Edoedo そして、隣には江戸狩野派の狩野安信の「松竹に群鶴図屏風」が展示されていました。画像は、その一部です。“大樹や岩石、瀑布や水流などが添景となって画面を構成するこしなく、端に土坡を控えめに配しながら、花木類についても若松や若竹、笹などを描いて楚々とした風情を志向し、モチーフを厳選して余白を大きく取り入れた、すっきりとした画面構成を見せている。”と解説されていました。これも慥に言えてます。
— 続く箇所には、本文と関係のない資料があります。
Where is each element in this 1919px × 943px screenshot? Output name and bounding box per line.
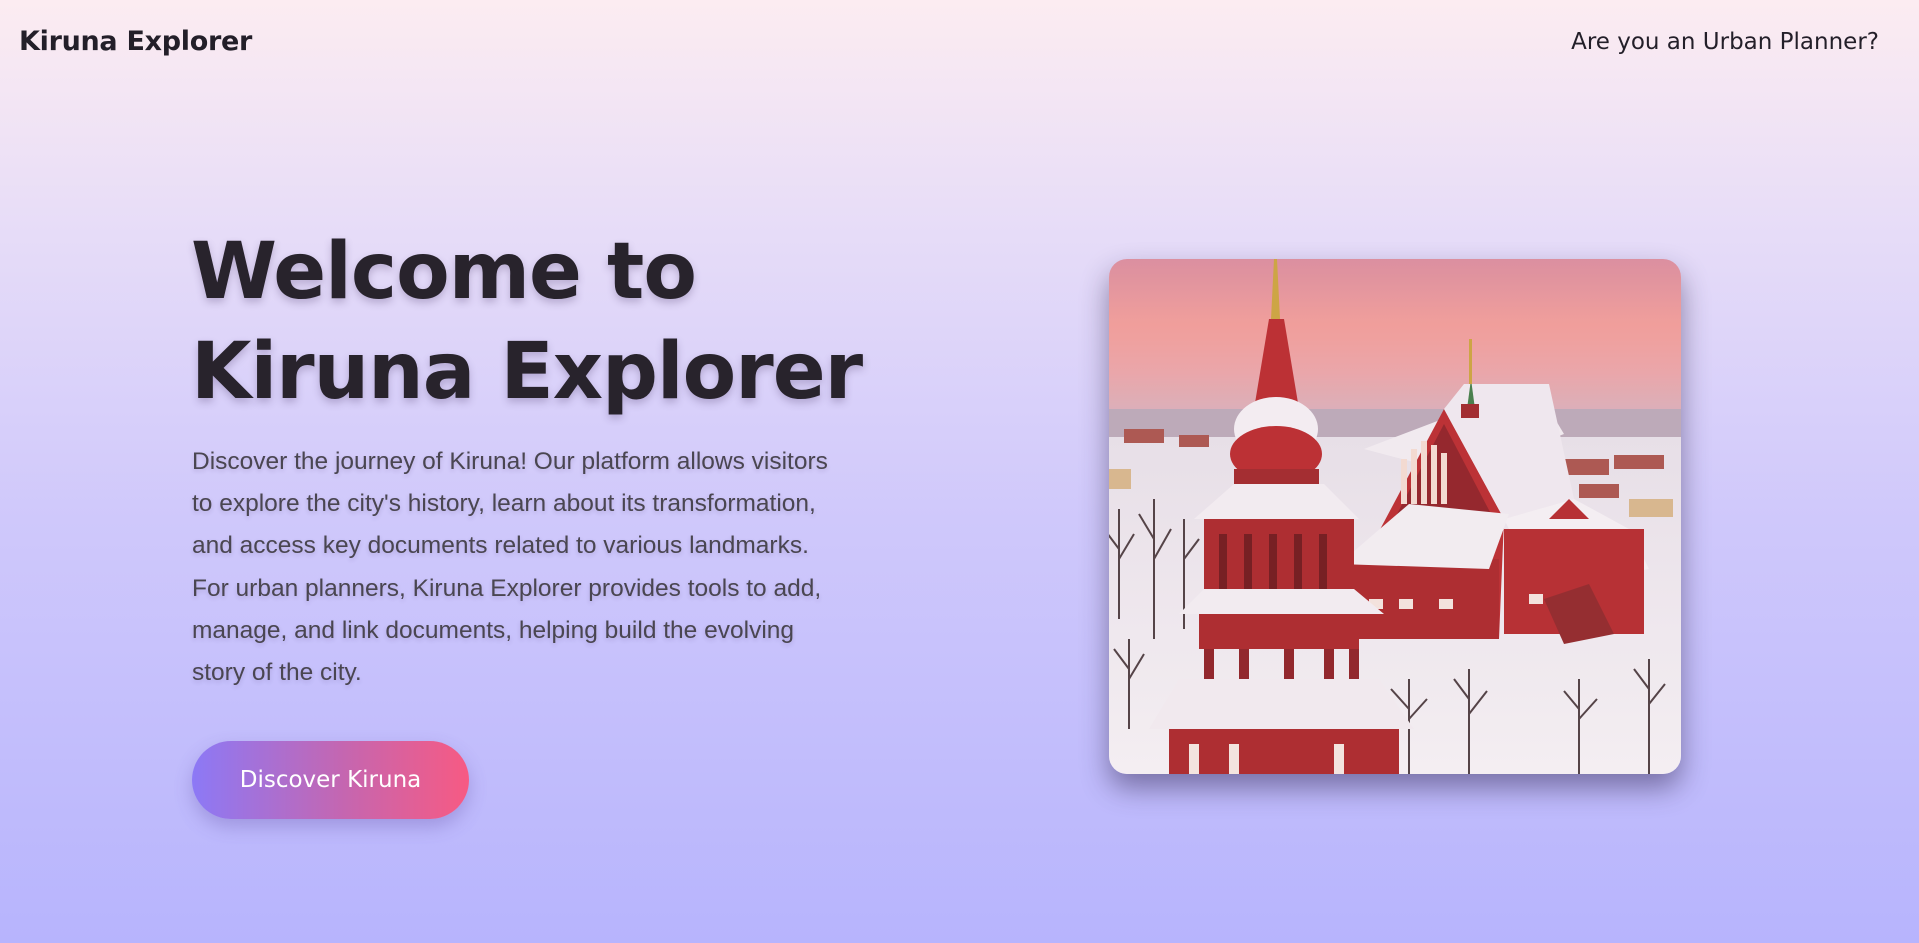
brand-logo[interactable]: Kiruna Explorer <box>19 26 252 57</box>
kiruna-church-photo <box>1109 259 1681 774</box>
hero-title: Welcome to Kiruna Explorer <box>191 222 911 422</box>
hero-title-line-1: Welcome to <box>191 227 697 317</box>
discover-kiruna-button[interactable]: Discover Kiruna <box>192 741 469 819</box>
hero-title-line-2: Kiruna Explorer <box>191 327 863 417</box>
top-nav: Kiruna Explorer Are you an Urban Planner… <box>0 0 1919 88</box>
hero-description: Discover the journey of Kiruna! Our plat… <box>192 448 828 687</box>
urban-planner-link[interactable]: Are you an Urban Planner? <box>1571 29 1879 55</box>
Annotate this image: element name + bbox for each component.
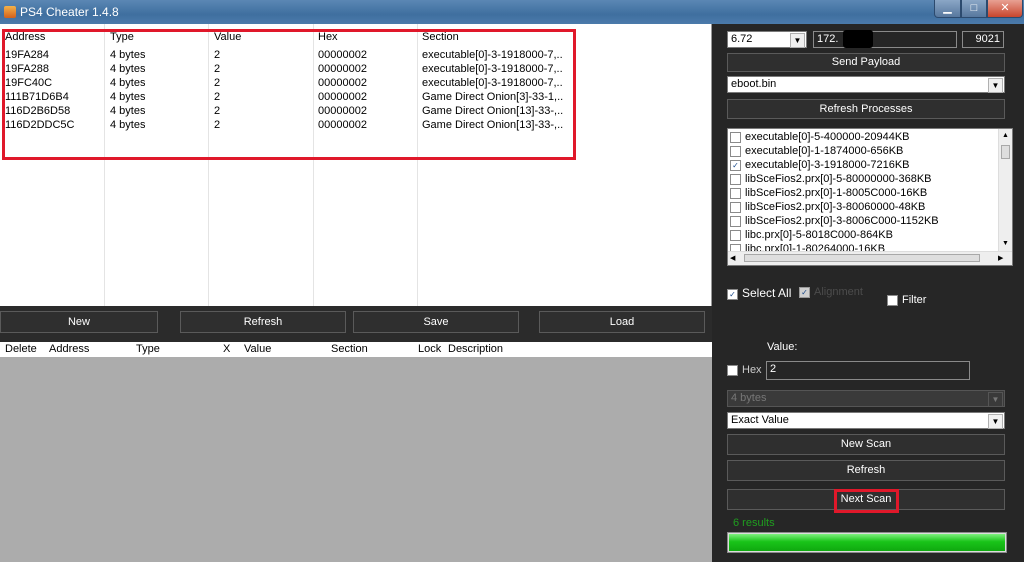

ふたつの作品の違いはそうなのですが、祖先が同じで系統分れしたから、違いをことさらに目立たせているのでしょうが、主役である鶴の描き方に違いはあるかというとそれぞれの作品の中の鶴を相互に取り換えても違和感がないのではないか、と思えます。両者の違いは端的に言えば、画面のレイアウトの違いということができると思います。京都狩野派が装飾的というのも、装飾的な花などを多数配置しているがゆえで、描き方そのものが違うわけではありません。それはそれでいいのですが、そういう画面のレイアウトが違うことが、両者の空間把握の仕方に違いが生まれるのかというと、それはないように感じられます。そして、構成が変わってくれば、その部分である鶴の描き方に違いがフィードバックされて描き方、さらに言えば、鶴の捉え方、見方に違いがでてくるはずですが。しかし、鶴自体に違いが見えず、交換可能なのです。それは、二つの作品の線の扱いに表われています。鶴とか樹とか、それぞれのパーツの描写で引かれている線が連係していないのです。それぞれが別個な感じで、有機的なつながりがないのです。多分、これだけの大作ともなれば、工房で制作されて、個々のパーツは分業で制作されたのではないかと思います。そのとき、狩野永納にしろ狩野安信にしろ、クリエイトというよりはアレンジとかプロデュースの姿勢に近いものになっていたのではないか、と思えて仕方がないのです。

Esosoutatu ちなみに、活躍した時代が重なると思いますが俵屋宗達の描く鶴と比べてみると、鶴自体が大きく異なります。

多分、この京都と江戸の比較展示は、両者ょ対照的に見せて、それぞれの特徴を際立たせるものなのでしょうが、私には、狩野派が後に粉本主義として旧態依然のお手本の丸写しを踏襲していると批判されたものの萌芽を見せられ。それが京都にも江戸にも共通しているところを見せてもらえた、と思いました。